Mesmo assim lembro daquela canção e quando a tristeza dos acontecimentos brasileiros atuais toma conta da minha cabeça me desenergizo um pouco pelo futuro do pretérito que perdi na conjugação de vários verbos sociais. Alguns dos meus amigos me atingiram como cortes de papel, silenciosos, disfarçados pela inofensividade da brancura do ofício, ou do pautado, em suas linhas retilíneas que acabam do outro lado, pois vazios que são não se deixaram tocar pela tinta que podia contar um enredo de completude. Foram cortes fininhos, ardentes, cobertos pela pele como se não existissem, mas a água quando os lava mostra exatamente a ferida oculta aos olhos e sentida nos nervos. E o ar de normalidade se apodera dos maus samaritanos. Seus passaportes egocêntricos agora com folhas carimbadas em campos devidamente preenchidos por uma tinta de caneta de folgada ponta, escrevendo tortuosidades. Não há de se produzir linhas esculpidas, nem arte, nem som de alegria, pois não perceberam o cartucho estourado segurado pela ponteira danificada que está prestes a estourar em nossas vidas.
Sigo no desenrolar dos meus pensamentos, tentando entender minha inserção universal, avaliando meu próprio mundo interior. Passo a ter compreensão de que muito pior que ser desinformado é ser mal informado, ou pior ainda, manipulado. Escutando a balada do louco intrerpretada por Ney Matogrosso, convicção de que pretendo viver a minha loucura pessoal em vez de me impessoalizar.
Em detrimento às minhas críticas aos super-heróis que inventam inimigos de outros mundos quando já temos crueldades reais e avassaladoras na Terra as quais são pouco abordadas, sigo curtindo alguns mangás japoneses. Em todos eles algum superdotado se sobressai com qualidades  que costumam desenvolver-se no desenrolar dos capítulos. Como sempre, na batalha final, o autoconhecimento do personagem o leva a uma internalização profunda externalizada num último golpe fatal, onde o bem subjuga o mal.
Na vida real, meu herói estava preso.
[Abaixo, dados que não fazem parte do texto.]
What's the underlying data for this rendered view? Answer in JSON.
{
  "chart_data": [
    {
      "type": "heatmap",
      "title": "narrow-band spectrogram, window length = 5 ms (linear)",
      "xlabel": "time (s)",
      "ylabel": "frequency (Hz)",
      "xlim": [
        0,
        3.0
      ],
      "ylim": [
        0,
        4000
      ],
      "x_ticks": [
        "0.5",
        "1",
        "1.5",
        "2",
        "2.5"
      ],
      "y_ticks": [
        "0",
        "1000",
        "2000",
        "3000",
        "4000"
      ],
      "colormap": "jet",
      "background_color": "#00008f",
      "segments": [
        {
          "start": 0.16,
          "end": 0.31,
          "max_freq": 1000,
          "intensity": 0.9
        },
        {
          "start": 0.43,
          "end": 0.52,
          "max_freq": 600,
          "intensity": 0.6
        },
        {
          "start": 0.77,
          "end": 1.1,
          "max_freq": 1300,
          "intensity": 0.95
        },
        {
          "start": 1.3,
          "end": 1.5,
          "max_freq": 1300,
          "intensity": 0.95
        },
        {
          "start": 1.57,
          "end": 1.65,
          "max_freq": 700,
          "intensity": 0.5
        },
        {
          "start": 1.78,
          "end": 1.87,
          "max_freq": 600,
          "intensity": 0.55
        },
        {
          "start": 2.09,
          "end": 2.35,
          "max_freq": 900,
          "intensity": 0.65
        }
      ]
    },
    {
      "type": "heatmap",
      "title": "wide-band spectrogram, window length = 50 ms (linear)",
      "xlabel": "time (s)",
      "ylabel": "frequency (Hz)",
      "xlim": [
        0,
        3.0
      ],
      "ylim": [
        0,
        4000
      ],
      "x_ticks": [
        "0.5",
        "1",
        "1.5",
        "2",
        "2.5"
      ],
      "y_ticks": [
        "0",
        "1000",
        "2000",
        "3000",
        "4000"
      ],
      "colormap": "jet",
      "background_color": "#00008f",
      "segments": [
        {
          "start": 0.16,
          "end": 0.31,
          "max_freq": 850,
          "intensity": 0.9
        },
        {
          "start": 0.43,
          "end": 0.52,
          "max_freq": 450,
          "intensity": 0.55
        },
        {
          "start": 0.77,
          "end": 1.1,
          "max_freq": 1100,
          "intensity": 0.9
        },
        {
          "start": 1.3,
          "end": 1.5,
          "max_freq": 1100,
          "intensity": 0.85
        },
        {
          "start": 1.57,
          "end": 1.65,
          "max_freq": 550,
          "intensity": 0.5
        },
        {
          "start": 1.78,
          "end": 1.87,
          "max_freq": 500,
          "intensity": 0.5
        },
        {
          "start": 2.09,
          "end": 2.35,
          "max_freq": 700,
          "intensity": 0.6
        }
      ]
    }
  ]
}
Seus golpes eram políticos, sua força estava nos outros, sua vida entrecortada pela injustiça de quem deveria promover a justiça, seus anseios são os meus, sua tristeza minha dor. Aqui a releitura do cristianismo se dá com a escolha de Barrabás novamente. Enquanto o ser humano viver de medo estará fadado a ser consumido pelo ódio. Não existe escrita certa por linhas tortas, mas sim história manchada em papéis que cortam.